L’arrêt rendu par la troisième chambre civile le 13 juillet 2023 en fournit une illustration topique. Dans cette espèce relative à un contrat de construction de maison individuelle avec fourniture du plan, les maîtres d’ouvrage se plaignaient de désordres et retards et avaient assigné le constructeur en indemnisation. La cour d’appel de Paris s’était fondée sur les conclusions d’une expertise non judiciaire et sur le constat d’un huissier de justice pour condamner le constructeur à indemniser les maîtres de l’ouvrage du coût des travaux nécessaires à la levée des réserves. La Cour de cassation a approuvé cette démarche en relevant que la juridiction du fond n’avait pas exclusivement fondé sa décision sur le rapport d’expertise amiable, mais s’était également appuyée sur le constat d’huissier et sur l’utilité démontrée de ces actes pour la résolution du litige. La Haute juridiction a ainsi retenu que « ces actes avaient été utiles à la résolution du litige et que les frais y afférents avaient été exposés à la suite des nombreuses réserves relevées lors de la réception de l’ouvrage, consécutives au manquement contractuel » du constructeur (Cass. 3e civ., 13 juill. 2023, n° 22-17.010, publié au Bulletin).
En outre, cet arrêt du 13 juillet 2023 a précisé de manière décisive les contours de la garantie de parfait achèvement prévue à l’article 1792-6 du code civil.

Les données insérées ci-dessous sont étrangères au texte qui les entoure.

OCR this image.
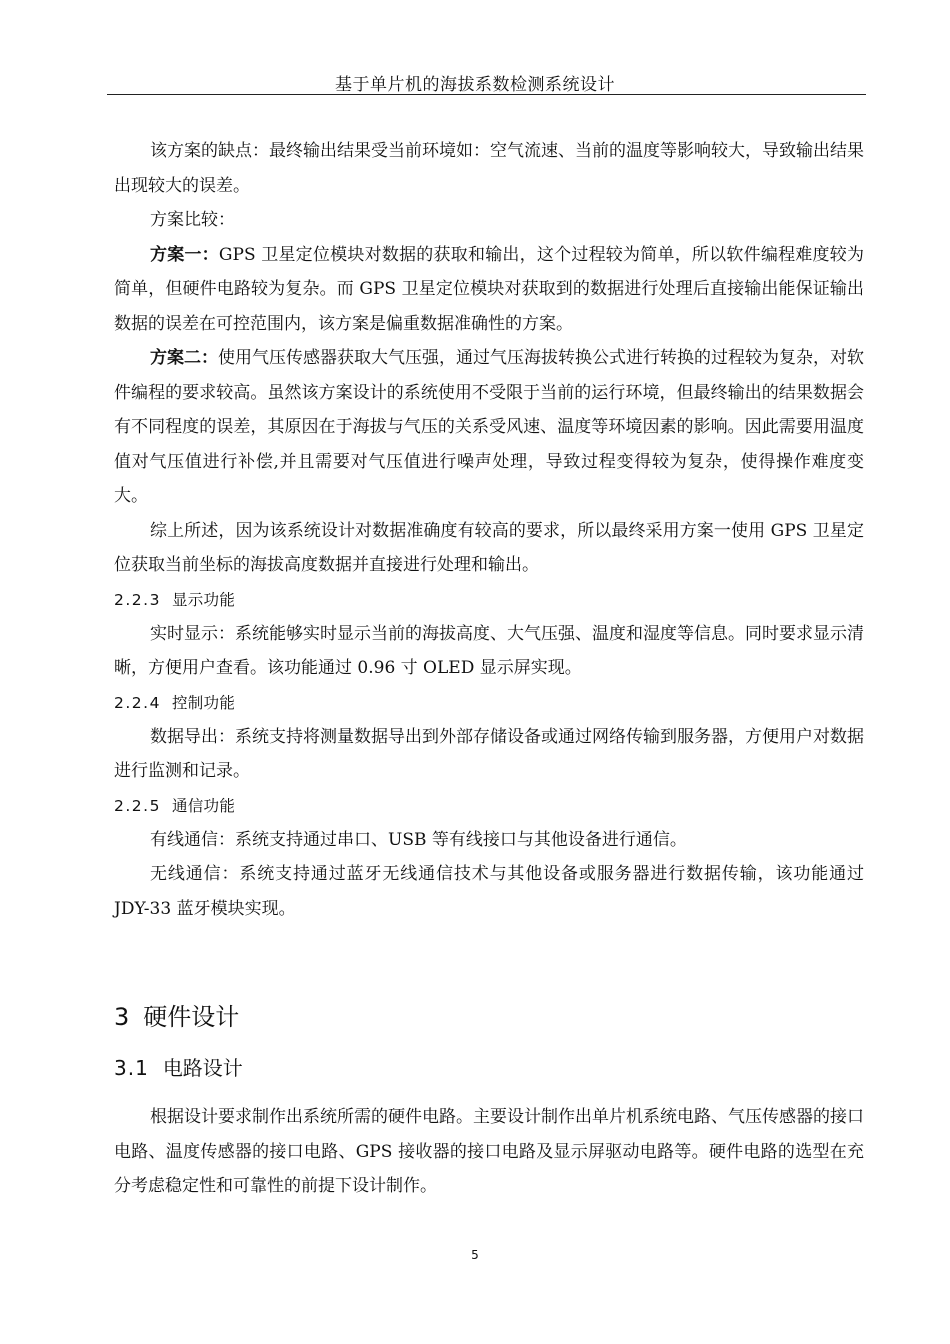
基于单片机的海拔系数检测系统设计

该方案的缺点：最终输出结果受当前环境如：空气流速、当前的温度等影响较大，导致输出结果出现较大的误差。

方案比较：

方案一：GPS 卫星定位模块对数据的获取和输出，这个过程较为简单，所以软件编程难度较为简单，但硬件电路较为复杂。而 GPS 卫星定位模块对获取到的数据进行处理后直接输出能保证输出数据的误差在可控范围内，该方案是偏重数据准确性的方案。

方案二：使用气压传感器获取大气压强，通过气压海拔转换公式进行转换的过程较为复杂，对软件编程的要求较高。虽然该方案设计的系统使用不受限于当前的运行环境，但最终输出的结果数据会有不同程度的误差，其原因在于海拔与气压的关系受风速、温度等环境因素的影响。因此需要用温度值对气压值进行补偿,并且需要对气压值进行噪声处理，导致过程变得较为复杂，使得操作难度变大。

综上所述，因为该系统设计对数据准确度有较高的要求，所以最终采用方案一使用 GPS 卫星定位获取当前坐标的海拔高度数据并直接进行处理和输出。

2.2.3 显示功能

实时显示：系统能够实时显示当前的海拔高度、大气压强、温度和湿度等信息。同时要求显示清晰，方便用户查看。该功能通过 0.96 寸 OLED 显示屏实现。

2.2.4 控制功能

数据导出：系统支持将测量数据导出到外部存储设备或通过网络传输到服务器，方便用户对数据进行监测和记录。

2.2.5 通信功能

有线通信：系统支持通过串口、USB 等有线接口与其他设备进行通信。

无线通信：系统支持通过蓝牙无线通信技术与其他设备或服务器进行数据传输，该功能通过 JDY-33 蓝牙模块实现。

3 硬件设计
3.1 电路设计

根据设计要求制作出系统所需的硬件电路。主要设计制作出单片机系统电路、气压传感器的接口电路、温度传感器的接口电路、GPS 接收器的接口电路及显示屏驱动电路等。硬件电路的选型在充分考虑稳定性和可靠性的前提下设计制作。

5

La Cour a jugé qu’en l’absence de notification préalable à l’entrepreneur des désordres révélés postérieurement à la réception, une assignation, même délivrée avant l’expiration du délai d’un an, ne peut suppléer cette notification, et que le maître de l’ouvrage ne peut dès lors être indemnisé sur le fondement de cette garantie. Par ailleurs, la même décision a retenu que le coût des ouvrages dont la réalisation conditionne l’autorisation de construire doit être intégré dans le prix forfaitaire demandé par le constructeur, ou faire l’objet d’un chiffrage de sa part s’il est laissé à la charge du maître de l’ouvrage. Une telle interprétation est « conforme aux objectifs poursuivis par ce texte, dont la finalité est d’informer exactement le maître de l’ouvrage du coût total de la construction projetée, pour lui éviter de s’engager dans une opération qu’il ne pourrait mener à son terme » (Cass. 3e civ., 13 juill. 2023, n° 22-17.010, publié au Bulletin).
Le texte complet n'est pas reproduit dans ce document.